Eloi Ragot : Non, sur ce projet avec Kevin, il n'y avait pas de références musicales spécifiques comme c'est souvent le cas sur d'autres projets. Habituellement, je reçois avec le scénario une liste de morceaux sur Spotify qui ont inspiré les réalisateurs durant l'écriture, ou des morceaux auxquels ils envisagent une ressemblance en termes d'instrumentation. Mais Kevin avait une idée assez claire de ce qu'il voulait en termes d'instrumentation, notamment le banjo et les cordes, donc il m'a laissé assez libre d'explorer d'autres possibilités. J'ai introduit plusieurs techniques de jeu, comme l'utilisation d'un bottleneck sur le banjo, ce qui permet de glisser sur les cordes pour obtenir des sons légèrement désaccordés. Kevin était surtout intéressé par les textures sonores. Heureusement, nous n'avons pas eu à nous conformer à des musiques temporaires ou à nous rapprocher d'un style musical particulier grâce à la liberté qu'il m'a accordée.
Par rapport à votre parcours général, considérez-vous ce projet comme une continuité de votre travail ou comme quelque chose d'assez singulier ?
Eloi Ragot : Ce projet s'inscrit assez bien dans la continuité de mon parcours, qui a commencé dans le rock amateur, puis a évolué vers le jazz et l'électronique expérimentale. Progressivement, j'ai réintégré la guitare à une place centrale dans ma musique, explorant divers types de cet instrument. Par exemple, sur un court métrage récent, j'ai beaucoup utilisé le ukulélé, sur demande du réalisateur, ce qui était aussi un peu le fruit du hasard. Je n'ai pas réutilisé le banjo depuis, mais je pourrais le faire si un projet s'y prête. Dans une série que j'ai composée l'année dernière, "Des gens bien", l'idée était d'avoir une ambiance de western moderne, donc avec une forte présence de guitare. Mon approche consiste souvent à partir d'une page blanche pour chaque projet, à ajouter des éléments progressivement, et j'aime enregistrer rapidement des choses pour les envoyer, qu'elles plaisent ou non. Ce processus ne permet pas toujours de retoucher précisément, contrairement au MIDI, mais je trouve que l'imperfection et le côté humain de la musique sont plus intéressants pour transmettre des émotions. Cela représente bien ce que je fais, tendant vers une musique un peu sombre.
Vous avez travaillé dans différents territoires francophones, y compris le Québec, la Belgique et la Suisse ?

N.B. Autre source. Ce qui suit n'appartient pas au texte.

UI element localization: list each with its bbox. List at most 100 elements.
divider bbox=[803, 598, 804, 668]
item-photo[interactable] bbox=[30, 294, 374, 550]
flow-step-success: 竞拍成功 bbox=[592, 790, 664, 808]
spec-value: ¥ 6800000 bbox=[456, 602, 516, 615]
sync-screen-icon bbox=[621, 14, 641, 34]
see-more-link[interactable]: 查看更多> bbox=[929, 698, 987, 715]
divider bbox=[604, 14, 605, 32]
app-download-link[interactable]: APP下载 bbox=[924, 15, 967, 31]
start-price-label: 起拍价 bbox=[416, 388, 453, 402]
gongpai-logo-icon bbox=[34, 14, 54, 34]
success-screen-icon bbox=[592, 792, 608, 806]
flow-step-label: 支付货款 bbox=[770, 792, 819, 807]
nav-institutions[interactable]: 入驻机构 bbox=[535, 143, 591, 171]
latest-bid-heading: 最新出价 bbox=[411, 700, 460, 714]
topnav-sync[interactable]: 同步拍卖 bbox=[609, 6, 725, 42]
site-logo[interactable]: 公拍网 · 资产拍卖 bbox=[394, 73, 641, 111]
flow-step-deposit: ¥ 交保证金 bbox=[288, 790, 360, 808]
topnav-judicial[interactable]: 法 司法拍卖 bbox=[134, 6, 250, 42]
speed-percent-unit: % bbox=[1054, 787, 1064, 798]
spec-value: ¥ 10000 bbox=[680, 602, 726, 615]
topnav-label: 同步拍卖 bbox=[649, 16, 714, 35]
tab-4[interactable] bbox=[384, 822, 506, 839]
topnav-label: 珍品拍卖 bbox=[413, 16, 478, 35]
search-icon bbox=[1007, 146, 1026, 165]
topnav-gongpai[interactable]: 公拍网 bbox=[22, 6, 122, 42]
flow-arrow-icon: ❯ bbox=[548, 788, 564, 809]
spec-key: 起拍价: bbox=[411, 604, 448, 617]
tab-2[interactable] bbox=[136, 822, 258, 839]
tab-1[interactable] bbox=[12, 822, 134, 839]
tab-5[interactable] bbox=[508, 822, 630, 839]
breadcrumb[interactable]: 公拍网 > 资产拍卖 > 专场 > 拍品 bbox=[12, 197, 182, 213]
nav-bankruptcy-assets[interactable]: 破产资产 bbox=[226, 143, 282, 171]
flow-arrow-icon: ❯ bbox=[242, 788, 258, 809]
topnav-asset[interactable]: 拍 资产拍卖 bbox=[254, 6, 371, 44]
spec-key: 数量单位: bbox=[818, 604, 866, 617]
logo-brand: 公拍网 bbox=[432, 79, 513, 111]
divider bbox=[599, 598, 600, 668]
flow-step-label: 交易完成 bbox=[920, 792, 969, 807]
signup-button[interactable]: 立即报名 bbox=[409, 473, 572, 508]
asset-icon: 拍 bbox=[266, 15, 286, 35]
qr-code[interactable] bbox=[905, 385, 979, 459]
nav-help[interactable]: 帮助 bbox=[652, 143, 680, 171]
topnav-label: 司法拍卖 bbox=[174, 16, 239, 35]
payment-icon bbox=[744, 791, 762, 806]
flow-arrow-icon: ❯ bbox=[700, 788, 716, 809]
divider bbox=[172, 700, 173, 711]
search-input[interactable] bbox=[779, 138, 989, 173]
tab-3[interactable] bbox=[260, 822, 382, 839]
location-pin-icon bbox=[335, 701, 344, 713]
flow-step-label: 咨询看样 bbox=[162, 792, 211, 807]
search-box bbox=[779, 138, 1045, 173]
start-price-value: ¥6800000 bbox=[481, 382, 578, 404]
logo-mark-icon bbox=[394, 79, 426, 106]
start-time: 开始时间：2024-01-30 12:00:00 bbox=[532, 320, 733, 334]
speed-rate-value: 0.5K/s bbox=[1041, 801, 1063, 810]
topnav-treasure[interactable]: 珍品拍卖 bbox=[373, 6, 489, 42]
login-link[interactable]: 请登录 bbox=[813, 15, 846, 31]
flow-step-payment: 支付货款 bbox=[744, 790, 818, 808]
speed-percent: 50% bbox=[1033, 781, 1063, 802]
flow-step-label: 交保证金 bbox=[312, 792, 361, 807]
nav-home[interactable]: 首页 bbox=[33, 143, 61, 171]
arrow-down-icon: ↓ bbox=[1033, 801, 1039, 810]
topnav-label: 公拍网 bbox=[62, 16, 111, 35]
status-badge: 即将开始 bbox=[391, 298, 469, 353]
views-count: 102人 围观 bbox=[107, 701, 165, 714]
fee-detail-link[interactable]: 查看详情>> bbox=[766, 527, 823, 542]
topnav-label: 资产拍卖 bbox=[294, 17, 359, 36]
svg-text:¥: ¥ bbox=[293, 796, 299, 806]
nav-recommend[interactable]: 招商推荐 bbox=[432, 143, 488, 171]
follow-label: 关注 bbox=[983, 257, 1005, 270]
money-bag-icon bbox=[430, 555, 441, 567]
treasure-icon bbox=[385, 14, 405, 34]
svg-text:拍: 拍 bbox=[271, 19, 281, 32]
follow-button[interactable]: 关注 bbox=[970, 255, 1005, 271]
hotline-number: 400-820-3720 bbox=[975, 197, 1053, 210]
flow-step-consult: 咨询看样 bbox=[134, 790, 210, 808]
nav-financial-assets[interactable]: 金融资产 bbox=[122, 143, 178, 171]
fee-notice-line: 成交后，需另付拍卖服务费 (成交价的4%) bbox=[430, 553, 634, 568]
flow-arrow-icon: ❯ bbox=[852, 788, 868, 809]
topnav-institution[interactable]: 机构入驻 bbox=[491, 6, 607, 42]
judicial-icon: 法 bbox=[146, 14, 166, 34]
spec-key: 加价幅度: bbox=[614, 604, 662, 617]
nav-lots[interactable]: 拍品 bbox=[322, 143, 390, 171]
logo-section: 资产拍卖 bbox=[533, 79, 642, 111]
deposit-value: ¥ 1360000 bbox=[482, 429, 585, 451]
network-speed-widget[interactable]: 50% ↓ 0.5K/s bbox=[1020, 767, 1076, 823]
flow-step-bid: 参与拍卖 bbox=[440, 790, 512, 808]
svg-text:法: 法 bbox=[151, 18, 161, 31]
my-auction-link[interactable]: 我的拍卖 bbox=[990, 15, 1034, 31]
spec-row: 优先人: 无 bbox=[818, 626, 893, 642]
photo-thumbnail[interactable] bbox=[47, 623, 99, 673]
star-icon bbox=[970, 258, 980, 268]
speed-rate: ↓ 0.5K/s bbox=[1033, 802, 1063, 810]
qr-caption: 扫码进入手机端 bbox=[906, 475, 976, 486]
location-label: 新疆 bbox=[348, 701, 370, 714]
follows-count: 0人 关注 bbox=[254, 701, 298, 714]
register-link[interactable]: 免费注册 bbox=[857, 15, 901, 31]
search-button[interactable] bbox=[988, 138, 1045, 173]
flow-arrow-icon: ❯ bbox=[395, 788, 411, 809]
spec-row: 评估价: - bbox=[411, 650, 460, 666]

Eloi Ragot : Exactement, j'ai vécu longtemps à Bruxelles où j'ai réalisé mes premiers projets professionnels. Avant cela, j'ai passé cinq ans à Berlin où j'ai beaucoup travaillé sur des courts métrages. C'était une excellente école pour apprendre à traiter différents genres, comme le thriller, la comédie ou le drame, et à chaque fois recommencer avec un nouveau réalisateur pour trouver un langage commun. Après être arrivé à Bruxelles, je me suis orienté vers les séries télévisées, travaillant beaucoup avec la RTBF. Récemment, j'ai composé pour une série en coproduction avec la Suisse et la Belgique, et également pour un long métrage et une série allemande en coproduction avec la Belgique. Les deux longs métrages québécois sont venus grâce à ma participation à l'atelier "Le Troisième Personnage" du festival de Marseille, qui m'a ouvert des portes à l'international et offert l'opportunité de travailler sur des projets très variés. Je leur en suis très reconnaissant.